Similarly, Rachita Taneja points out that the number of followers of the Sanitary Panels webcomic skyrocketed right after the Supreme Court case was announced.
Hoping to better control online content, Modi’s government drafted the Broadcasting Bill 2024. It would have defined all social media creators as “digital news broadcasters” and have given authorities the right to ban any content they judged inappropriate. The draft bill was widely criticized as a further threat to freedom of speech.
However, since the BJP failed to secure a majority at the elections in June, Prime Minister Modi now has to work with coalition partners and did not manage to pass the draft bill, which is now being reworked.
Still, many political commentators, journalists, artists, activists and comedians — including Kunal Kamra, one of India’s most popular standup comedians, who also faces a Supreme Court lawsuit — remain on their toes.
“I don’t think there’s such a thing as self-censorship,” says Rachita Taneja in “Drawing a Line.” “If you are facing threats of violence, if you are facing legal threats, and if you adapt in that kind of a climate, it’s not self-censorship, it’s censorship. Plain and simple.”
Despite the threats and censorship, Taneja plans to stay in her home country. “I love India too much,” she says. 
She sees it as unfair to even have to think about moving for safety reasons — immediately adding that she recognizes being in a position of privilege in Indian society, through the fact that she was born Hindu and upper caste, and having had access to a good education and world travel. “So I think that privilege also protects me to a certain extent.”

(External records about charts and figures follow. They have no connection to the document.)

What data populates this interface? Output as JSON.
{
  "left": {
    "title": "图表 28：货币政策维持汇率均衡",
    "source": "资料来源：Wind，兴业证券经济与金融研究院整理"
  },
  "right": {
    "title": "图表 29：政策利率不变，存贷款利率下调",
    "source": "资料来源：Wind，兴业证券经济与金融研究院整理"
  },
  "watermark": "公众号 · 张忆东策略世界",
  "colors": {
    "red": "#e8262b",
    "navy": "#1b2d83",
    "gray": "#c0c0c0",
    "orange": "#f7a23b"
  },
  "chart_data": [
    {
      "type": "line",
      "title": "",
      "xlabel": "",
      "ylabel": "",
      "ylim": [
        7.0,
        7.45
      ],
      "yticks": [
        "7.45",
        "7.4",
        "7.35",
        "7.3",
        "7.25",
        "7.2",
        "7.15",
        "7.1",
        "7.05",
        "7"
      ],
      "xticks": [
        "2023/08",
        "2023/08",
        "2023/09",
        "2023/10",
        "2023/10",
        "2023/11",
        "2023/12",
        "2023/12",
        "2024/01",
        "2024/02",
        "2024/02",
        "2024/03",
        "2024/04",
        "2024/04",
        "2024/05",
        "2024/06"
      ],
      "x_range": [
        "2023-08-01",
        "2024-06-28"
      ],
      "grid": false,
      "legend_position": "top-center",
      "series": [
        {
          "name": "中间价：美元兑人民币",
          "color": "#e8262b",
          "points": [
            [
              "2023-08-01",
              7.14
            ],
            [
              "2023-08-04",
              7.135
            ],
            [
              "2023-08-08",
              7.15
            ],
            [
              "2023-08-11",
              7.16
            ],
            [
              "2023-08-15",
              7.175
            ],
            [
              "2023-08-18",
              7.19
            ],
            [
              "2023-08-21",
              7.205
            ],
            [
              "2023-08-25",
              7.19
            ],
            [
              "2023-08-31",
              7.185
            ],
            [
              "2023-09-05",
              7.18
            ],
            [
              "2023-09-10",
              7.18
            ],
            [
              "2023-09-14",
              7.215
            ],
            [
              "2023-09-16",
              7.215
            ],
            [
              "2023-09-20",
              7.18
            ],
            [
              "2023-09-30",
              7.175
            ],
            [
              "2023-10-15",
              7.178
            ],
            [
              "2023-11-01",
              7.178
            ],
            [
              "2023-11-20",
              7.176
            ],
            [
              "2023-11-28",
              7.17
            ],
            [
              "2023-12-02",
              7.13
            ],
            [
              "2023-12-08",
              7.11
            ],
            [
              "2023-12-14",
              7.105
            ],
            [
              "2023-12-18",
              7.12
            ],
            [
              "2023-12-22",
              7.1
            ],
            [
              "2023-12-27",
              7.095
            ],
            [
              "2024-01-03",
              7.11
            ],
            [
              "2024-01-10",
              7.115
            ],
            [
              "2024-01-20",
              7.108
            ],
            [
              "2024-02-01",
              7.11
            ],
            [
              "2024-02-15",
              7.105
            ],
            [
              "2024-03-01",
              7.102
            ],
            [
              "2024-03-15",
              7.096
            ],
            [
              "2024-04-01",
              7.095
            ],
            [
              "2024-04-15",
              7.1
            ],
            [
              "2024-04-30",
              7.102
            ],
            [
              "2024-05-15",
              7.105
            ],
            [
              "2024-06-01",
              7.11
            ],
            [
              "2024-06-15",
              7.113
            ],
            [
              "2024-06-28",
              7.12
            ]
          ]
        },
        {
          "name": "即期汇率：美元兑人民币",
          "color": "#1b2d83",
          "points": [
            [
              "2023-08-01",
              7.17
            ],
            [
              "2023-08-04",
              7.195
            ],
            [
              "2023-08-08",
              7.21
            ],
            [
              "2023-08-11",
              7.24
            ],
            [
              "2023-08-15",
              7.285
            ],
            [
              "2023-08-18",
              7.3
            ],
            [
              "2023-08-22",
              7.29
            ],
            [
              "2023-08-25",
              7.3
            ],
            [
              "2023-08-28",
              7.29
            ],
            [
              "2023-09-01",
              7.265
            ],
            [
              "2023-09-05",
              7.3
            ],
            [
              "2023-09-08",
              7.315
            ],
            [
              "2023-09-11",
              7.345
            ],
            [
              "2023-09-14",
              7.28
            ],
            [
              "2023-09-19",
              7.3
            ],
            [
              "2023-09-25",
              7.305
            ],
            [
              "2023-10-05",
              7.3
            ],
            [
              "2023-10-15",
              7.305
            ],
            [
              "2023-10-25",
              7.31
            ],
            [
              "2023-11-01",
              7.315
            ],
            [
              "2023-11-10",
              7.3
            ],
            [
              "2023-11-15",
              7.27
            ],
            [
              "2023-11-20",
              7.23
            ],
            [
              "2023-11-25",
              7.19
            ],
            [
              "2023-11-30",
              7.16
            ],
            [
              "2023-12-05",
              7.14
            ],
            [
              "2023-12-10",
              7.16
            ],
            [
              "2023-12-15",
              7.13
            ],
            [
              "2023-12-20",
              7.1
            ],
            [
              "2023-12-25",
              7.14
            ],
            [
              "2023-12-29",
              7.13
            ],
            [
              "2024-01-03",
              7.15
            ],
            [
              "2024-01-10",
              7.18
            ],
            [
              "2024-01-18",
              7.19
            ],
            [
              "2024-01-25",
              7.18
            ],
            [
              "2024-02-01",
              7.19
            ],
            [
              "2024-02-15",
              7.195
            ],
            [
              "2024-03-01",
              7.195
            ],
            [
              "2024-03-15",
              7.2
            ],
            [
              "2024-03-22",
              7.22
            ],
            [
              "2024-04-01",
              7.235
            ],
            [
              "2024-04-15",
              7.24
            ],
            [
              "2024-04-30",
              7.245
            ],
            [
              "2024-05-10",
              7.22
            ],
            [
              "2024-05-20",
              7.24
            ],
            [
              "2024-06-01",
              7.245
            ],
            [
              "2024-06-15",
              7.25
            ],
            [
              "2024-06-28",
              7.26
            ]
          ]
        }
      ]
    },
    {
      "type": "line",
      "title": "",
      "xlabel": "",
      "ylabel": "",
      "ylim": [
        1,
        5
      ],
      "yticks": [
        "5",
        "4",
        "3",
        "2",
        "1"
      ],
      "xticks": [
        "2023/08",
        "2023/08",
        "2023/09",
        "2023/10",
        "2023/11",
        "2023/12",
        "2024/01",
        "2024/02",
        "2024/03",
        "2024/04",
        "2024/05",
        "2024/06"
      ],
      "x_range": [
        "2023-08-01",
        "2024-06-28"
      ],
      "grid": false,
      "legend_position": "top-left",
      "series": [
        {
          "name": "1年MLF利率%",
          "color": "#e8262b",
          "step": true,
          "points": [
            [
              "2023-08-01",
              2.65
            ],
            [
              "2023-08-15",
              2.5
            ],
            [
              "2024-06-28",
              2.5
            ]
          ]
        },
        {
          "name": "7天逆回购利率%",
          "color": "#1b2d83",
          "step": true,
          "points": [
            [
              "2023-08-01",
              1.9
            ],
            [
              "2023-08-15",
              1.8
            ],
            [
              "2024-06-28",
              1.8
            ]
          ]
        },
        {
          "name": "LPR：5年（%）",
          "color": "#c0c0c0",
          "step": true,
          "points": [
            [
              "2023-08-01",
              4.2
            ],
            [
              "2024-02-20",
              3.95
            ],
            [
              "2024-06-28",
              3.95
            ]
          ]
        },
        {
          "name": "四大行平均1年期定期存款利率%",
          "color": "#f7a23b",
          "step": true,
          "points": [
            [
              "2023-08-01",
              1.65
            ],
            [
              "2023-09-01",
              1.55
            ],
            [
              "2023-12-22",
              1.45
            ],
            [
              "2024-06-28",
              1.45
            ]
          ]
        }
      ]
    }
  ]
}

And beyond giving a voice to those who don’t have as much privilege as she does, Sanitary Panels has become an essential part of Rachita Taneja’s life: “I would be more anxious if I didn’t make my comic. I think it’s a compulsion at this point. In order for me to process the world around me, I need to make comics. So I think it actually helps me think about and meditate on an issue and try to distill it into a comic.”
“Drawing a Line” will not be shown in India in order to protect Rachita Taneja and her documentary filmmaker, who works under the pen name Pana Sama. A final screening at the Berlin Human Rights Film Festival will take place on October 12.